I spoke to the school’s SENCO at school about getting Jonah referred to a school psychologist for repeated angry episodes at school, and Sally, probably a bit on the spectrum herself, sympathised with Jonah being invisible – because he’s bright and articulate, it can be hard for normal, everyday people to recognise that he’s finding a particular social situation tough or be able to find his way out of a situation.

But then, everyone’s got their difficulties, as Roy pointed out, when I asked him whether it worried him, what the mother of his child might have taken when pregnant with Roy’s adopted son. “No,” he said. “There’s nothing I can do about it. We just have to deal with whatever behaviour results as it comes. There’s no point agonising over what might be the cause.”

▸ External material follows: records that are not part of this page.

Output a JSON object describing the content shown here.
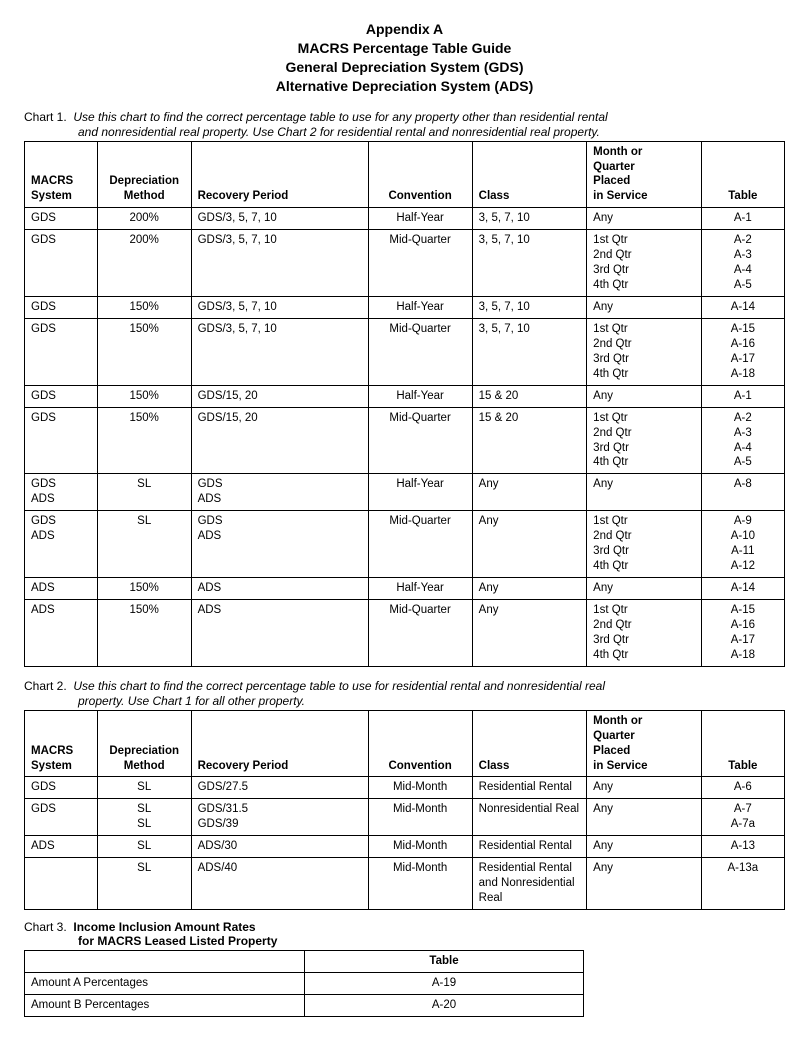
{
  "title": {
    "line1": "Appendix A",
    "line2": "MACRS Percentage Table Guide",
    "line3": "General Depreciation System (GDS)",
    "line4": "Alternative Depreciation System (ADS)"
  },
  "chart1": {
    "label": "Chart 1.",
    "caption_line1": "Use this chart to find the correct percentage table to use for any property other than residential rental",
    "caption_line2": "and nonresidential real property. Use Chart 2 for residential rental and nonresidential real property.",
    "headers": {
      "system": "MACRS\nSystem",
      "method": "Depreciation\nMethod",
      "recovery": "Recovery Period",
      "convention": "Convention",
      "class": "Class",
      "placed": "Month or\nQuarter\nPlaced\nin Service",
      "table": "Table"
    },
    "rows": [
      {
        "system": "GDS",
        "method": "200%",
        "recovery": "GDS/3, 5, 7, 10",
        "convention": "Half-Year",
        "class": "3, 5, 7, 10",
        "placed": "Any",
        "table": "A-1"
      },
      {
        "system": "GDS",
        "method": "200%",
        "recovery": "GDS/3, 5, 7, 10",
        "convention": "Mid-Quarter",
        "class": "3, 5, 7, 10",
        "placed": "1st Qtr\n2nd Qtr\n3rd Qtr\n4th Qtr",
        "table": "A-2\nA-3\nA-4\nA-5"
      },
      {
        "system": "GDS",
        "method": "150%",
        "recovery": "GDS/3, 5, 7, 10",
        "convention": "Half-Year",
        "class": "3, 5, 7, 10",
        "placed": "Any",
        "table": "A-14"
      },
      {
        "system": "GDS",
        "method": "150%",
        "recovery": "GDS/3, 5, 7, 10",
        "convention": "Mid-Quarter",
        "class": "3, 5, 7, 10",
        "placed": "1st Qtr\n2nd Qtr\n3rd Qtr\n4th Qtr",
        "table": "A-15\nA-16\nA-17\nA-18"
      },
      {
        "system": "GDS",
        "method": "150%",
        "recovery": "GDS/15, 20",
        "convention": "Half-Year",
        "class": "15 & 20",
        "placed": "Any",
        "table": "A-1"
      },
      {
        "system": "GDS",
        "method": "150%",
        "recovery": "GDS/15, 20",
        "convention": "Mid-Quarter",
        "class": "15 & 20",
        "placed": "1st Qtr\n2nd Qtr\n3rd Qtr\n4th Qtr",
        "table": "A-2\nA-3\nA-4\nA-5"
      },
      {
        "system": "GDS\nADS",
        "method": "SL",
        "recovery": "GDS\nADS",
        "convention": "Half-Year",
        "class": "Any",
        "placed": "Any",
        "table": "A-8"
      },
      {
        "system": "GDS\nADS",
        "method": "SL",
        "recovery": "GDS\nADS",
        "convention": "Mid-Quarter",
        "class": "Any",
        "placed": "1st Qtr\n2nd Qtr\n3rd Qtr\n4th Qtr",
        "table": "A-9\nA-10\nA-11\nA-12"
      },
      {
        "system": "ADS",
        "method": "150%",
        "recovery": "ADS",
        "convention": "Half-Year",
        "class": "Any",
        "placed": "Any",
        "table": "A-14"
      },
      {
        "system": "ADS",
        "method": "150%",
        "recovery": "ADS",
        "convention": "Mid-Quarter",
        "class": "Any",
        "placed": "1st Qtr\n2nd Qtr\n3rd Qtr\n4th Qtr",
        "table": "A-15\nA-16\nA-17\nA-18"
      }
    ]
  },
  "chart2": {
    "label": "Chart 2.",
    "caption_line1": "Use this chart to find the correct percentage table to use for residential rental and nonresidential real",
    "caption_line2": "property. Use Chart 1 for all other property.",
    "rows": [
      {
        "system": "GDS",
        "method": "SL",
        "recovery": "GDS/27.5",
        "convention": "Mid-Month",
        "class": "Residential Rental",
        "placed": "Any",
        "table": "A-6"
      },
      {
        "system": "GDS",
        "method": "SL\nSL",
        "recovery": "GDS/31.5\nGDS/39",
        "convention": "Mid-Month",
        "class": "Nonresidential Real",
        "placed": "Any",
        "table": "A-7\nA-7a"
      },
      {
        "system": "ADS",
        "method": "SL",
        "recovery": "ADS/30",
        "convention": "Mid-Month",
        "class": "Residential Rental",
        "placed": "Any",
        "table": "A-13"
      },
      {
        "system": "",
        "method": "SL",
        "recovery": "ADS/40",
        "convention": "Mid-Month",
        "class": "Residential Rental and Nonresidential Real",
        "placed": "Any",
        "table": "A-13a"
      }
    ]
  },
  "chart3": {
    "label": "Chart 3.",
    "title_line1": "Income Inclusion Amount Rates",
    "title_line2": "for MACRS Leased Listed Property",
    "header_table": "Table",
    "rows": [
      {
        "label": "Amount A Percentages",
        "table": "A-19"
      },
      {
        "label": "Amount B Percentages",
        "table": "A-20"
      }
    ]
  }
}
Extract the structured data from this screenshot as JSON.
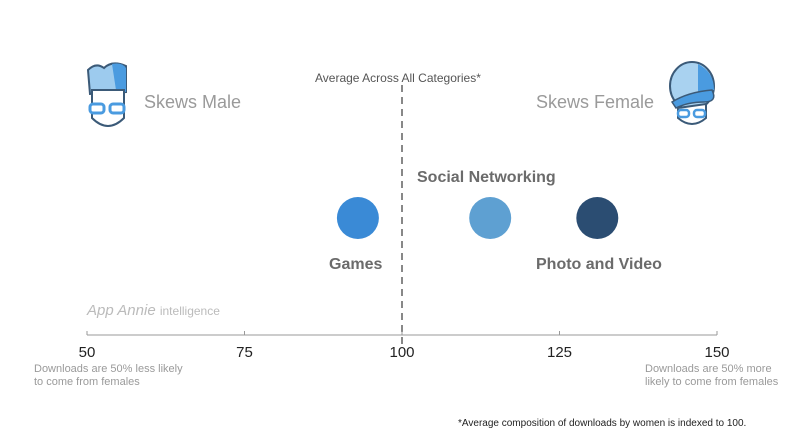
{
  "chart_data": {
    "type": "scatter",
    "title": "",
    "reference_label": "Average Across All Categories*",
    "reference_value": 100,
    "xlim": [
      50,
      150
    ],
    "xticks": [
      50,
      75,
      100,
      125,
      150
    ],
    "left_label": "Skews Male",
    "right_label": "Skews Female",
    "left_note": "Downloads are 50% less likely to come from females",
    "right_note": "Downloads are 50% more likely to come from females",
    "points": [
      {
        "name": "Games",
        "x": 93,
        "color": "#3a8ad6"
      },
      {
        "name": "Social Networking",
        "x": 114,
        "color": "#5ea0d2"
      },
      {
        "name": "Photo and Video",
        "x": 131,
        "color": "#2b4d72"
      }
    ],
    "footnote": "*Average composition of downloads by women is indexed to 100.",
    "watermark": "App Annie Intelligence"
  }
}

This seems to me to be a good philosophy for life: to deal with shit as it come, don’t dwell on the past or agonise about the future. To recognise that other people have challenges and to try not to judge. But as ever it seems it’s the ones who’ve experienced hard times and challenges who are ofetn the most understanding.

I write this on the day a woman is charged with killing three of her severely disabled children. My heart goes out to her, but there will be many who judge her for her actions. People who breeze through life seem to think that others can, or worse, should.